CPE has landed in Manchester…officially

A really important point prevalence survey of CPE carriage in inpatients in a hospital in Manchester has just been published in the Journal of Hospital Infection. Important because of the high rate of carriage (11% of 662 patients included). Important because for every 1.6 known cases of CPE, there was an undetected case lurking, despite an extensive screening programme. Important because the lack of significant risk factors associated with CPE carriage suggests that it is distributed homogeneously, endemic in the population. And important because this is the first citable publication suggesting that Manchester has a problem with CPE, despite us having known about it for years via professional networks.

This is an extensive point prevalence screening programme, which aimed to screen all inpatients who were not already known carriers of CPE over a 3 day period. They achieve impressive coverage of the inpatient population, screening 623 (89%) of 703 eligible patients. It’s great to see such a high rate of screening acceptance from both a staff and patient viewpoint.

A whopping 11% of 662 patients were carrying CPE (26 newly identified and 44 previously known (see Figure). This suggests that the extensive admission and weekly screening programme was not detecting CPE carriers effectively. There’s one beautifully academic statement in the discussion: ‘The prevalence of CPE at CMFT is likely to be higher than other settings in the UK’; I’d be amazed if it wasn’t! I don’t want this blog to be misinterpreted: there’s no intended criticism of colleagues in Manchester. This could have happened (and indeed could be happening) to any of us working in healthcare. I’m just delighted to see some data from Manchester being published

Figure: CPE carriage status in the 662 patients included in the point prevalence survey.

Poole CPE

PCR was used as a front-line test, with samples positive by PCR cultured in an attempt to grow the CPE. For 7 (27%) of samples positive by PCR, no CPE could be grown. This suggests that PCR is more sensitive in detecting CPE, although the possibility of carbapenemase genes in non-Enterobacteriaceae (such as Acinetobacter), and the slim possibility of a misfiring PCR assay that lacks specificity can’t be ruled out.

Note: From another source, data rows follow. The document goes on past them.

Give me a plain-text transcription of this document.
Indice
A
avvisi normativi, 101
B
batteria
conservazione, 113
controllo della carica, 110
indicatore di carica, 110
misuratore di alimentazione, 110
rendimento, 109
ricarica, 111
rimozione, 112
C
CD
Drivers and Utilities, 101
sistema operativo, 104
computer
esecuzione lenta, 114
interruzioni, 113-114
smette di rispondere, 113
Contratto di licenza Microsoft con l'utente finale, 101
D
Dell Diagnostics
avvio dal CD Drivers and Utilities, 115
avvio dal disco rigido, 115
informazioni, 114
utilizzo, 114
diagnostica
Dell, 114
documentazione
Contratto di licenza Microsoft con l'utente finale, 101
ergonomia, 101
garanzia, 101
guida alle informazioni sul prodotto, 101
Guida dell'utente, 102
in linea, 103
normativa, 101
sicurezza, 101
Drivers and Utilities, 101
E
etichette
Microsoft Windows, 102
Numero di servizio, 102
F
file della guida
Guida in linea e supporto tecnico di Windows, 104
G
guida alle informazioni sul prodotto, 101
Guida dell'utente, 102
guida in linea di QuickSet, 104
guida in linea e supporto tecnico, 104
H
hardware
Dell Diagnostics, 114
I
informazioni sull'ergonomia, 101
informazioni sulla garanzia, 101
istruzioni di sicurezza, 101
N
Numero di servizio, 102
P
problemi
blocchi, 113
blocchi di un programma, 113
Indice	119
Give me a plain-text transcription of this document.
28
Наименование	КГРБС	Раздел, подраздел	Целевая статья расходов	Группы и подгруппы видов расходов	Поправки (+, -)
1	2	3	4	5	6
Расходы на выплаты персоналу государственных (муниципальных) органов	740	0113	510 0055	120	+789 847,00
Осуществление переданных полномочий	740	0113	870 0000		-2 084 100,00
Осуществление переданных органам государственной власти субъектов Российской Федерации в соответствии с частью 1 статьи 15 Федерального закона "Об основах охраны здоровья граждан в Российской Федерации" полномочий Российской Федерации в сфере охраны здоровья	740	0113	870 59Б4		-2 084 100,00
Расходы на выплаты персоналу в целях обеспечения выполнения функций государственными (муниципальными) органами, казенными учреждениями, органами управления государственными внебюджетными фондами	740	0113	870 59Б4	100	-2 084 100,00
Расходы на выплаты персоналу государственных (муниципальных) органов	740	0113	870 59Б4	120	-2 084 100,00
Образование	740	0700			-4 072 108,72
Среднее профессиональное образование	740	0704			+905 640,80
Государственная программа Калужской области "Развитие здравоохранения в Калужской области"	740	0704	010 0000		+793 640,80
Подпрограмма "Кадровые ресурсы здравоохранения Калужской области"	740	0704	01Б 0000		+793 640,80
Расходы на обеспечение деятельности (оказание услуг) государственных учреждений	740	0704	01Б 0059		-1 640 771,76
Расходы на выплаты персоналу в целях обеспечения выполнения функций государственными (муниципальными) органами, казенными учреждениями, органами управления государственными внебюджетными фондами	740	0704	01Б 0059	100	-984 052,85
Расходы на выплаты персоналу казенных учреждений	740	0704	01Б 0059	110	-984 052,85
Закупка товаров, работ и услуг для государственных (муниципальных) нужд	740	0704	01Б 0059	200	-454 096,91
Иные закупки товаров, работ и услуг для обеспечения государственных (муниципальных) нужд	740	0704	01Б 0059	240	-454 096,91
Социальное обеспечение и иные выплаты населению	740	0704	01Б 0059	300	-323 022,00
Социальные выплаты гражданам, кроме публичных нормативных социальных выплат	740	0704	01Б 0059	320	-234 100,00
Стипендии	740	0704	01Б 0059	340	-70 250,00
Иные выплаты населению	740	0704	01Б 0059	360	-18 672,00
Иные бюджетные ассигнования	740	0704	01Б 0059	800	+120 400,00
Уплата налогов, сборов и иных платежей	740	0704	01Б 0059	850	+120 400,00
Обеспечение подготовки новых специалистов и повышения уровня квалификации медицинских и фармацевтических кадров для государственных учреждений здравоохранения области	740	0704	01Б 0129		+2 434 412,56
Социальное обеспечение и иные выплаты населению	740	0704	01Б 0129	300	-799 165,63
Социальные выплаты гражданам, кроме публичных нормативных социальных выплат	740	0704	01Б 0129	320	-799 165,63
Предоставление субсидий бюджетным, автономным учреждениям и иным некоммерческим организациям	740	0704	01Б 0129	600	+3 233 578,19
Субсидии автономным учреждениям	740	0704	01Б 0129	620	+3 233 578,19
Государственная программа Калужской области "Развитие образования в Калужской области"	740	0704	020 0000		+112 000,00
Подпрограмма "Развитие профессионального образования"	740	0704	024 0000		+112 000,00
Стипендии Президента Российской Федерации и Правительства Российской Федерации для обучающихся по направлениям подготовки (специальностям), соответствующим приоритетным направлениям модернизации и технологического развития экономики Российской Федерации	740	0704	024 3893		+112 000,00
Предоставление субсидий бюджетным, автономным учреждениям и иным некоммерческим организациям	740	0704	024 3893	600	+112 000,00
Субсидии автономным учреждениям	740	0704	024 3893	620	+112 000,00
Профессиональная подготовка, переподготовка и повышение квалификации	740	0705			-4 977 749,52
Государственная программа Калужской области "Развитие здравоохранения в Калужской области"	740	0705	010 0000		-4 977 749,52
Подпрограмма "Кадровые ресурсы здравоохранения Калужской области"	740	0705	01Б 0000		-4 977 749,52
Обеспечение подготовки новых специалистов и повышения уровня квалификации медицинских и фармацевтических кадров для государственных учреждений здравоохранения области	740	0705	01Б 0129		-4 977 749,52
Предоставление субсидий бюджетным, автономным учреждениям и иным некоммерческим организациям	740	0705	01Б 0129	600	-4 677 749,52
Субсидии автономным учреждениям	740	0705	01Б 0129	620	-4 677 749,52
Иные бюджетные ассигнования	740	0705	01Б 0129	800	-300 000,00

The prevalence of CPE carriage was the same in each of the clinical divisions (Medicine, Surgery, Specialist Medicine, and Critical Care). If this was an emerging problem, you’d expect the rate of carriage to be higher in one of these areas. Also, although a few risk factors were associated with CPE carriage in univariable analysis, no risk factors were associated with CPE carriage in a multivariable analysis. A high proportion of the CPE identified were KPC (88%), and the majority of patients (both CPE positive and negative) were of white, British ethnicity. Whilst it could be that the study was underpowered to detect statistically significant risk factors (and I’m not sure why the previously known cases were not included in the analysis), taken together, these findings suggest that CPE is already distributed homogeneously and thoroughly endemic in this hospital.

This study is deeply concerning, and illustrates how quickly CPE can become established in a hospital population. It’s difficult to see how this situation can be recovered, although there are some encouraging success stories in reversing seemingly dire CPE situations.